November 24, 2013
The last time we were together, I’m pretty sure I rambled. It feels so good to be writing again, that I may have tried to stuff too much stuff in my previous post (It’s All About the Connections ~ Part I). However, I do know where I wanted to end up, and look, we’re here.
I have spent the past three weeks or so, trying to speed up the learning process in my students. We have to keep to the calendar, more tests ahead. I have been so preoccupied in trying to do something I detest, I almost forgot about the things I love. Specifically, I love the connections I make with my students.
Since the beginning of the school year, my second block class has been my largest, and most difficult of all my classes. However, they have been the easiest for me to connect with. It took my principal coming into this particular class to observe and help me quell the riots, for me to realize that 80 to 85% of all of the chatter stemmed from discussions on classwork. I know, right? Although to the untrained ear, mine in particular, my second block class sounds unruly and out of control, they are really just verbal learners. I have discovered that most of the students in this class need to verbalize what they are learning in order for it to stick in their brain. I’ve since revised my “No talking out of turn” rule; these students need to blurt out their understanding of a concept as soon as they internalize it. This learning style certainly lends itself to a cacophony of adolescent voices.

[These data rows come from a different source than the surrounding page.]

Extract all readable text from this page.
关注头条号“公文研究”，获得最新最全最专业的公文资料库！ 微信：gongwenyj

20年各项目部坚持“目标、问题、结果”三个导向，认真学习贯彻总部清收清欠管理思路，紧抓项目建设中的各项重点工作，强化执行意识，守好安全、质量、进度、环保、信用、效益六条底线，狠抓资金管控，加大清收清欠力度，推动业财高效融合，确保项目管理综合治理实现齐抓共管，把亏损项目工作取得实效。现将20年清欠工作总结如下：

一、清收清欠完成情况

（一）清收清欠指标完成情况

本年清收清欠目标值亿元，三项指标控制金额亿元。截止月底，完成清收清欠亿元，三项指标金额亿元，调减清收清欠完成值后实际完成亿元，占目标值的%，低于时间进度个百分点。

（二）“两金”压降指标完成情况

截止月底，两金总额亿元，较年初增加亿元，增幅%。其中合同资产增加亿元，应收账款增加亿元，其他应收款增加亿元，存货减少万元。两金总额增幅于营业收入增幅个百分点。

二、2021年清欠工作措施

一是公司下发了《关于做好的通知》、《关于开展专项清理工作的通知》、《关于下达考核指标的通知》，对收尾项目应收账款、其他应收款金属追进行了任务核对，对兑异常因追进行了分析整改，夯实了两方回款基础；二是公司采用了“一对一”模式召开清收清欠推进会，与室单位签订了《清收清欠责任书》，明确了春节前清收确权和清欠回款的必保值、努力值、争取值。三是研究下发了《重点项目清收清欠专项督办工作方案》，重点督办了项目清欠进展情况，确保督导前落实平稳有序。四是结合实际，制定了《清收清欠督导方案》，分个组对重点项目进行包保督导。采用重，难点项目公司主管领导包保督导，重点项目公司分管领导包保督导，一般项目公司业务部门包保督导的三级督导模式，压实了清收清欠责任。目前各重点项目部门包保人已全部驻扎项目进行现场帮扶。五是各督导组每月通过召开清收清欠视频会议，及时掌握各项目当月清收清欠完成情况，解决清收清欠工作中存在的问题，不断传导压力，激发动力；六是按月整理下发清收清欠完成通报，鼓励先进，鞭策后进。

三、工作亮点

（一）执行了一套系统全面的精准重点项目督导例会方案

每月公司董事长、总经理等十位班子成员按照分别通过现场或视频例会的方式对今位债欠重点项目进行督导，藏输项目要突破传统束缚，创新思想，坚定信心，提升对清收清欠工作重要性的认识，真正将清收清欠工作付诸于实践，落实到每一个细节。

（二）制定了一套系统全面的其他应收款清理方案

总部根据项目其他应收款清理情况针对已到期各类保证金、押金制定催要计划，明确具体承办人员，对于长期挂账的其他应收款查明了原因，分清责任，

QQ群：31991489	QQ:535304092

Now don’t get me wrong, they are teenagers, so they do try and take advantage of what they see as a ‘free-for-all.’ I just have to make sure they stay on task. They are more apt to stay on task dear Readers, if they know the goal they are working towards. Also, they work much harder and much smarter if they have a connection to the teacher presenting the material; that’s me! It has taken me since the start of school to create a seating chart for this class where each of the groups is working together, for the benefit of both the individual learner and the group. And it is finally working to the students’ advantage.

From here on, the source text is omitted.